Government Support & Policy Incentives

  • Reduced Corporate Income Tax (CIT) for 5 to 10 years, depending on location, for processing of locally produced fruits and vegetables.
  • Complete tax exemption on income from rice bran oil production for up to 10 years.
  • 20% special rebate on electricity consumption for agro-processing units.
  • Tax exemption on royalties, technical know-how/assistance-related fees, and their repatriation.
  • Exemption of import duties on capital machinery.
  • Full repatriation of profits & initial investment amount.
  • 50% tax exemption for income derived from export.
  • No VAT imposition on export goods.
  • 20% export subsidy/cash incentive for exporters of locally processed agricultural products

These government incentives aim to promote growth, innovation, and international trade within the agri and agro-processing sectors in Bangladesh.

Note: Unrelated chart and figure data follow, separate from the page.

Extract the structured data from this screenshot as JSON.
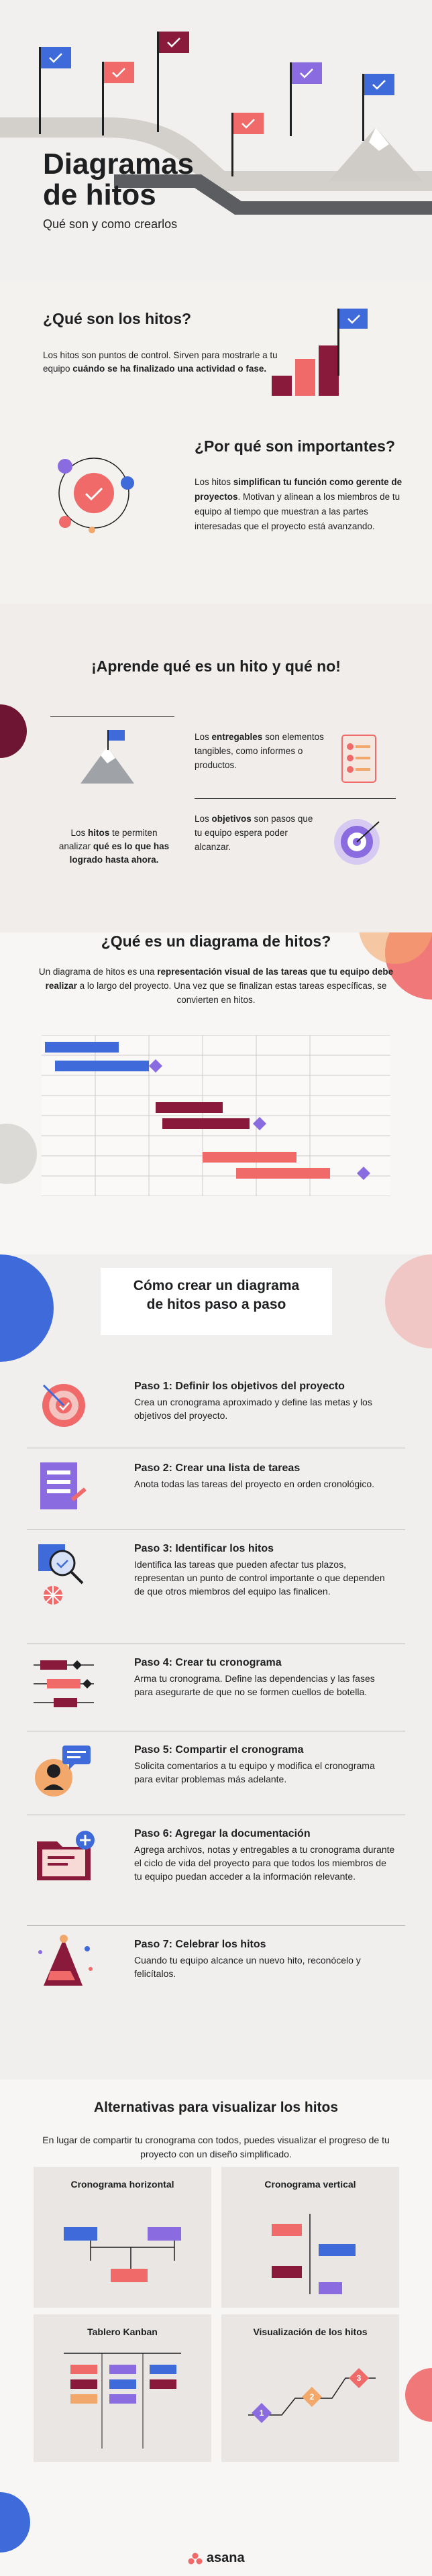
{
  "hero": {
    "title_line1": "Diagramas",
    "title_line2": "de hitos",
    "subtitle": "Qué son y como crearlos"
  },
  "what": {
    "heading": "¿Qué son los hitos?",
    "text_part1": "Los hitos son puntos de control. Sirven para mostrarle a tu equipo ",
    "text_bold": "cuándo se ha finalizado una actividad o fase.",
    "why_heading": "¿Por qué son importantes?",
    "why_part1": "Los hitos ",
    "why_bold": "simplifican tu función como gerente de proyectos",
    "why_part2": ". Motivan y alinean a los miembros de tu equipo al tiempo que muestran a las partes interesadas que el proyecto está avanzando."
  },
  "learn": {
    "heading": "¡Aprende qué es un hito y qué no!",
    "milestone_part1": "Los ",
    "milestone_bold1": "hitos",
    "milestone_part2": " te permiten analizar ",
    "milestone_bold2": "qué es lo que has logrado hasta ahora.",
    "deliv_part1": "Los ",
    "deliv_bold": "entregables",
    "deliv_part2": " son elementos tangibles, como informes o productos.",
    "obj_part1": "Los ",
    "obj_bold": "objetivos",
    "obj_part2": " son pasos que tu equipo espera poder alcanzar."
  },
  "diagram": {
    "heading": "¿Qué es un diagrama de hitos?",
    "part1": "Un diagrama de hitos es una ",
    "bold": "representación visual de las tareas que tu equipo debe realizar",
    "part2": " a lo largo del proyecto. Una vez que se finalizan estas tareas específicas, se convierten en hitos."
  },
  "steps": {
    "heading_line1": "Cómo crear un diagrama",
    "heading_line2": "de hitos paso a paso",
    "items": [
      {
        "title": "Paso 1: Definir los objetivos del proyecto",
        "desc": "Crea un cronograma aproximado y define las metas y los objetivos del proyecto."
      },
      {
        "title": "Paso 2: Crear una lista de tareas",
        "desc": "Anota todas las tareas del proyecto en orden cronológico."
      },
      {
        "title": "Paso 3: Identificar los hitos",
        "desc": "Identifica las tareas que pueden afectar tus plazos, representan un punto de control importante o que dependen de que otros miembros del equipo las finalicen."
      },
      {
        "title": "Paso 4: Crear tu cronograma",
        "desc": "Arma tu cronograma. Define las dependencias y las fases para asegurarte de que no se formen cuellos de botella."
      },
      {
        "title": "Paso 5: Compartir el cronograma",
        "desc": "Solicita comentarios a tu equipo y modifica el cronograma para evitar problemas más adelante."
      },
      {
        "title": "Paso 6: Agregar la documentación",
        "desc": "Agrega archivos, notas y entregables a tu cronograma durante el ciclo de vida del proyecto para que todos los miembros de tu equipo puedan acceder a la información relevante."
      },
      {
        "title": "Paso 7: Celebrar los hitos",
        "desc": "Cuando tu equipo alcance un nuevo hito, reconócelo y felicítalos."
      }
    ]
  },
  "alternatives": {
    "heading": "Alternativas para visualizar los hitos",
    "text": "En lugar de compartir tu cronograma con todos, puedes visualizar el progreso de tu proyecto con un diseño simplificado.",
    "cards": [
      "Cronograma horizontal",
      "Cronograma vertical",
      "Tablero Kanban",
      "Visualización de los hitos"
    ],
    "markers": [
      "1",
      "2",
      "3"
    ]
  },
  "brand": {
    "name": "asana"
  },
  "colors": {
    "coral": "#f06a6a",
    "blue": "#3e6bd9",
    "purple": "#8a6be0",
    "maroon": "#8a1a3c",
    "orange": "#f3a86b"
  }
}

Challenges, Trends, and Opportunities


  • Limited availability of quality seeds of improved varieties (OP and hybrid), and a substantial counterfeit market (seed retailers offering expired seeds, fake seeds, etc.).
  • Limited access to, and uptake of, quality seeds and other inputs by farmers.
  • Climate change risks (floods, droughts, salinisation).
  • High postharvest losses due to poor postharvest treatment and transport, and lack of cold storage.


  • Low production costs due to a competitive labor force and government incentives.
  • Fertile land and diverse agriculture, including fruits, vegetables, and livestock.
  • Rising incomes, urbanization, and changing lifestyles boost demand for higher-quality products, processed foods, and edible oils.
  • Demand for edible oil exceeds local supply, creating opportunities in oil extraction, especially rice bran and mustard oils.
  • Expansion of the HORECA industry leads to increased domestic demand.
  • Rapidly expanding market of frozen, ready-to-cook food due to a rising middle class.
  • Need for multi-purpose cold storage facilities to reduce post-harvest losses, stabilizing crop supply and prices, indicating investment opportunities.